Don’t mow the lawn too much – if your grass is really stressed, don’t mow at all and let the grass recover. If the grass really does need mowing, raise your mowing height and let the grass stay longer to help it retain moisture and insulate the soil from water evaporation. And put your lawn clippings on the lawn to provide the soil with a bit of shade and the grass with some extra nutrients. Your lawn will effectively be cannibalising itself and using what it produces naturally to promote further growth.
Try and stay off a stressed lawn as much as you can too, as this will give the grass a break from all the traffic it normally has to cope with.
Ways to fix patchiness
If sections of your lawn have completely died off and bare patches are starting to show, try replanting those sections of your lawn. Make sure you use the same type of turf you already have, and that you prepare the area properly. You could also try using runners from your existing lawn (if any are available) to fill in the bare patches.
In a really degenerated lawn, you might need to re-turf entire sections. Contact Horsham Turf for help.
Ways to fix a shallow root system
Consistent deep watering is the key to helping your lawn survive the heat. A shallow root system is caused by frequent, light watering, giving the grass roots no reason to penetrate deep into the soil. Lawns with shallow root systems will suffer during a heatwave, as the topsoil dries out quickly leaving no moisture available for the grass. You might think you’re doing your lawn a favour by giving it a quick sprinkle every day, but in reality, you’re only making the problem worse.
The deeper your lawn’s root system is, the better chance it has of avoiding heat stress. Deeper roots can grow down past the topsoil into the lower levels of the soil, which retains more moisture which the grass can then access.
A better way to hydrate your grass is to water deeply and not too often to encourage strong root growth and allow your lawn the best chance of survival. Once or twice a week is usually enough during summer, although you may need to water more often in extremely hot conditions.
For a more in-depth look at how to get a more drought-tolerant lawn this summer, click here.
Ways to fix a weed invasion
Weeds thrive in a good heatwave and will cheerfully invade your stressed-out lawn in summer. You might think giving your lawn a hearty dose of fertiliser would be the answer to all of its problems, but the reality is quite the opposite. Fertilising your lawn during summer’s scorching conditions means that you’ll be forcing the lawn to grow, when all it needs to do is just concentrate on survival. Adding fertiliser will stress the lawn and cause it to brown off even further, as its already limited resources become overextended.
A better strategy is to hand-pull the weeds as they appear (preferably at cooler times of the day for your own wellbeing).

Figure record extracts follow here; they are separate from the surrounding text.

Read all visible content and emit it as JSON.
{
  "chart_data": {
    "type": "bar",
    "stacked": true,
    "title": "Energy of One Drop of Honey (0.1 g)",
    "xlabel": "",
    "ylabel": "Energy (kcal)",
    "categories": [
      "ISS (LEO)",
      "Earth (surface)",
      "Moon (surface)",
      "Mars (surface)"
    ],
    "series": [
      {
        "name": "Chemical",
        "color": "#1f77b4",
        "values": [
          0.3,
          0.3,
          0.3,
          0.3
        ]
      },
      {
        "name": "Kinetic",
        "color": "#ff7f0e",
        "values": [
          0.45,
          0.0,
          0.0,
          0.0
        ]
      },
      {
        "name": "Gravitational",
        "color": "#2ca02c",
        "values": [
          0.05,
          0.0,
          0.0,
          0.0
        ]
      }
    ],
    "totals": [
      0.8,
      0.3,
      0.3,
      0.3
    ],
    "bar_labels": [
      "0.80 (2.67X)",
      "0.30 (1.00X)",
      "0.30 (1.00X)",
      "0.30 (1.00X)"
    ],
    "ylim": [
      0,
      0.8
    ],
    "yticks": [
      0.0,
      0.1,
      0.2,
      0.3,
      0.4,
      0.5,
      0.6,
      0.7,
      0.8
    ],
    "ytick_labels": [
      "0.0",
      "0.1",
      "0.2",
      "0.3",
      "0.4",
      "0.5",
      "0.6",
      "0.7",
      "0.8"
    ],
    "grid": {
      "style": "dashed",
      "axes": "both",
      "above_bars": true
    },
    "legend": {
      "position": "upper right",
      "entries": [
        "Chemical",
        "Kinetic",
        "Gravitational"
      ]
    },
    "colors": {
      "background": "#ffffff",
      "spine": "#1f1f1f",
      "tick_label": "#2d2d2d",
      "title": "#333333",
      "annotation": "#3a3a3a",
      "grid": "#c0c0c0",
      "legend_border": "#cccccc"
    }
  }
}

Try and control weeds and pests early and often, rather than waiting until a complete infestation is under way.
Before a heatwave is forecast
If you know a heatwave is coming, there are a few proactive measures you can take to prepare your lawn to best cope before it hits:
- Conduct a thorough watering before the temperatures start to soar to give your lawn a good boost and enable it to better tolerate the harsh conditions
- Add some wetting agent to your lawn
- Leave your lawn higher than usual when mowing to reduce stress and evaporation
- Apply a light top dressing to help the lawn lock in valuable moisture
- Remove any weeds present in the lawn that will compete with the grass for nutrients and moisture
Heatwaves are par for the course during the Australian summer, so knowing how to help your lawn survive is valuable. A bit of time and effort on your part will help minimise the effect the extreme heat will have on your lawn and help the grass to thrive again once the hot spell is over.